Self-employment holds growing appeal for those with an MBA or specialty business degree, with recent graduates more likely than older counterparts to become entrepreneurs immediately after leaving school, according to a new global survey of alumni by the Graduate Management Admission Council.

Entrepreneurs are still a minority of those earning graduate business degrees, with about one in 10 self-employed, based on responses from almost 21,000 business school alumni from the classes of 1959 through 2013 at 132 universities worldwide.

But increasingly, younger alumni who choose to work for themselves are setting up shop faster than was the case for their older counterparts.

Of the 2010-13 alumni who reported self-employment, 45 per cent began their business straight after graduation compared to 24 per cent of self-employed graduates in 2000-09 and just 7 per cent before 1990.

Historically, according to the survey, 80 per cent of self-employed alumni worked for a company first for a number of years before going out on their own.

Whether the appetite for entrepreneurship is fed by economic change or a proliferation of business school programs catering to those eager to start their own business – or a combination of the two – is not clear yet, according to GMAC.

"With schools providing more entrepreneurship education opportunities, we see there is a market for those [programs]," says Gregg Schoenfeld, GMAC director of survey research and author of the study.

"Those people who are interested in it [entrepreneurship] actually want to start right away," he added. "They want to come and develop their ideas in school, learn how to develop and build and operate a business. Immediately on graduation, [they] set off on their own to fulfil that expectation."

For the classes of 2010-13, 14 per cent of alumni entrepreneurs work in the technology sector compared with just 2 per cent who graduated before 1990.

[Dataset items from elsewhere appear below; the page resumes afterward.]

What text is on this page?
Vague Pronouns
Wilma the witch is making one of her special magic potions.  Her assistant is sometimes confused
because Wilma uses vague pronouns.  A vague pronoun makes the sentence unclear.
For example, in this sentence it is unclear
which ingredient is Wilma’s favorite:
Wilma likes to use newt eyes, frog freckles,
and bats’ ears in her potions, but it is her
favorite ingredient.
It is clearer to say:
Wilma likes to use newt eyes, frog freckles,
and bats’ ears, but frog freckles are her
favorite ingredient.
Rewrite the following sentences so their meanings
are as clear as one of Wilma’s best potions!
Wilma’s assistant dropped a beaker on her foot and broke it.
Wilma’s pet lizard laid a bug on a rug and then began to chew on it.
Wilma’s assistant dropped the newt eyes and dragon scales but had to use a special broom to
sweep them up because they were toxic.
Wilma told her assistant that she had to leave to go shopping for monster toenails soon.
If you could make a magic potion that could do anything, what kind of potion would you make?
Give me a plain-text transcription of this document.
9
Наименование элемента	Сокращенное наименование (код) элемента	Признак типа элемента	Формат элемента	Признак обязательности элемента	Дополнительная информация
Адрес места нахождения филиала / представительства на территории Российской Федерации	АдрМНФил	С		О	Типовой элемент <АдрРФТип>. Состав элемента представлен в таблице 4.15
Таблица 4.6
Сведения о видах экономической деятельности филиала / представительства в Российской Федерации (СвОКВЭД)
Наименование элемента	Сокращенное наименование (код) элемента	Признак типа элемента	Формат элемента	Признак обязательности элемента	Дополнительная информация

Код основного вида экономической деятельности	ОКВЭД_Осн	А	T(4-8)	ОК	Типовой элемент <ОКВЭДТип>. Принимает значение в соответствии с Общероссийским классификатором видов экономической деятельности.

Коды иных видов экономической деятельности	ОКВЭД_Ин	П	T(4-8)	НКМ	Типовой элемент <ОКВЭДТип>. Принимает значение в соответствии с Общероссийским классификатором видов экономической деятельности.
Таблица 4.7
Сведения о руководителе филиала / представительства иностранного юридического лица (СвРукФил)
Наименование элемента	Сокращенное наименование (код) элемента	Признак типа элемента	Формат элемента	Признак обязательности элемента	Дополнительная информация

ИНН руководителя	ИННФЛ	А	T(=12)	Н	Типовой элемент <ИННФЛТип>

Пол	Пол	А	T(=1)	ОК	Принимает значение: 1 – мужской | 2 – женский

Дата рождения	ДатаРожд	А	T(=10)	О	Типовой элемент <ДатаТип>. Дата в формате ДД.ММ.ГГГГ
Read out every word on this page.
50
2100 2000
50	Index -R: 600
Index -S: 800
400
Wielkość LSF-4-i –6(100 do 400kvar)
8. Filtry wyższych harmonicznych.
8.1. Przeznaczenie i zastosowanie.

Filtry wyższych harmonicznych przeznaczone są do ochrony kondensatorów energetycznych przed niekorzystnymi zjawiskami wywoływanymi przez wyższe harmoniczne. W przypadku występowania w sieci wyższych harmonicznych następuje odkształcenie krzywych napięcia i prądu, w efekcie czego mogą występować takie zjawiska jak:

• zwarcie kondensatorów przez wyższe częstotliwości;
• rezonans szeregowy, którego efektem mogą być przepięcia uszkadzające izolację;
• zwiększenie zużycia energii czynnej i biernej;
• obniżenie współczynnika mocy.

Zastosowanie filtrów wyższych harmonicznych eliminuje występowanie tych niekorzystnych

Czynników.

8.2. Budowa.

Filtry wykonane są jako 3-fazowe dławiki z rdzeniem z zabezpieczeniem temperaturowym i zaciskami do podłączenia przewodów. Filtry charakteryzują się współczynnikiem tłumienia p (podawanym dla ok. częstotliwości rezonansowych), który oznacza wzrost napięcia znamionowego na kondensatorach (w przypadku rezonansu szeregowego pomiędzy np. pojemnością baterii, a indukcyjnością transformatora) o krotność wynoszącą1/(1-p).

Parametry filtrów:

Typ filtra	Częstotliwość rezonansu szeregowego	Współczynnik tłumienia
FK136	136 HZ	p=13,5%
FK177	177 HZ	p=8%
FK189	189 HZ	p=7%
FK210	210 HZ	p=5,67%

Of all Canadian alumni who identified themselves as entrepreneurs, 29 per cent went into consulting, 28 per cent choose products and services, 19 per cent opted for finance and accounting and 11 per cent set up businesses in technology, said Mr. Schoenfeld, citing responses from Canadian schools.

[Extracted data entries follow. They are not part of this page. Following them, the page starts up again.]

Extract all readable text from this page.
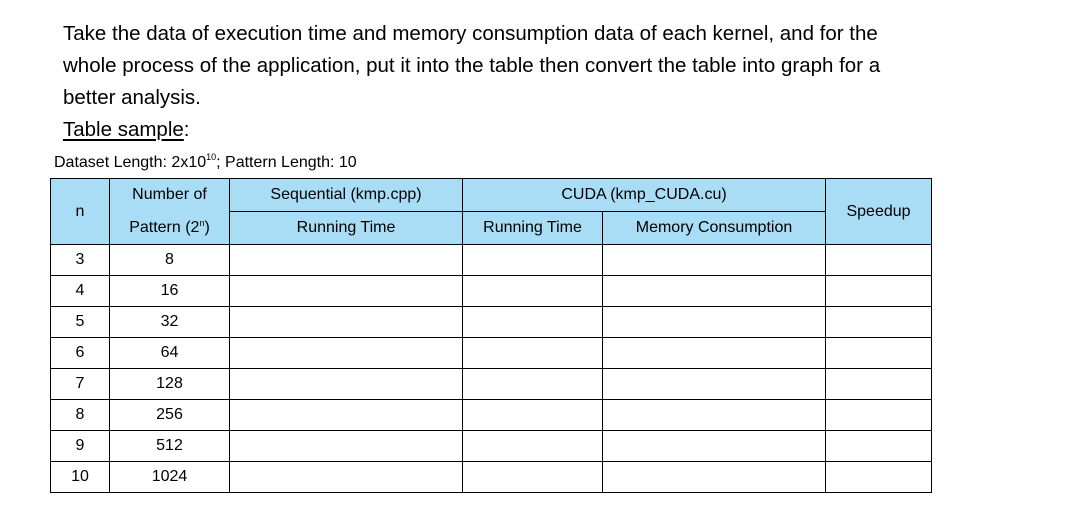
Take the data of execution time and memory consumption data of each kernel, and for the

whole process of the application, put it into the table then convert the table into graph for a

better analysis.

Table sample:
Dataset Length: $2x10^{10}$; Pattern Length: 10
n	Number of	Sequential (kmp.cpp)	CUDA (kmp_CUDA.cu)		Speedup
	Pattern (2$^n$)	Running Time	Running Time	Memory Consumption	
3	8				
4	16				
5	32				
6	64				
7	128				
8	256				
9	512				
10	1024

When self-employed business school graduates worldwide were asked whether they were satisfied with their decision to work for themselves, 91 per cent said yes.

Among other findings from the survey:

– Two of five alumni work in finance and accounting, with the same proportion in the products and services sector.

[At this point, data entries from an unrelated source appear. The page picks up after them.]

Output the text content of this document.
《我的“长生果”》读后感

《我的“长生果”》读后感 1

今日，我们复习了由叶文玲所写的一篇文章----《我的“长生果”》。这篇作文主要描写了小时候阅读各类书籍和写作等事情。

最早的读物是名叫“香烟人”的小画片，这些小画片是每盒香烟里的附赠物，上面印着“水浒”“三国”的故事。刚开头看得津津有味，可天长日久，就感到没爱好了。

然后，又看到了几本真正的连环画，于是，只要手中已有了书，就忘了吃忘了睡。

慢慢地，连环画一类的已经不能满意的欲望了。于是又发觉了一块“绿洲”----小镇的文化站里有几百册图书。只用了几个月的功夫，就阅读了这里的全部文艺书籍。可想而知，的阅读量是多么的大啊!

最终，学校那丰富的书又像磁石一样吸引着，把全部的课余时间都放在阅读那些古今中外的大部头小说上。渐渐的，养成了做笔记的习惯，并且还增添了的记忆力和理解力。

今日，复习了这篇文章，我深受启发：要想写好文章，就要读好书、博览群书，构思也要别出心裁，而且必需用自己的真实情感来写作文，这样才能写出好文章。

– Globally, 13 per cent of alumni work outside of their home country compared with 23 per cent of Canadians employed abroad and just 3 per cent of Americans.

– Alumni who worked for a multinational organization earned a median salary of $104,000 (U.S.) compared with $75,000 for those working for a company with a local focus.

– Soft skills, such as the ability to work with others, are used most frequently on the job.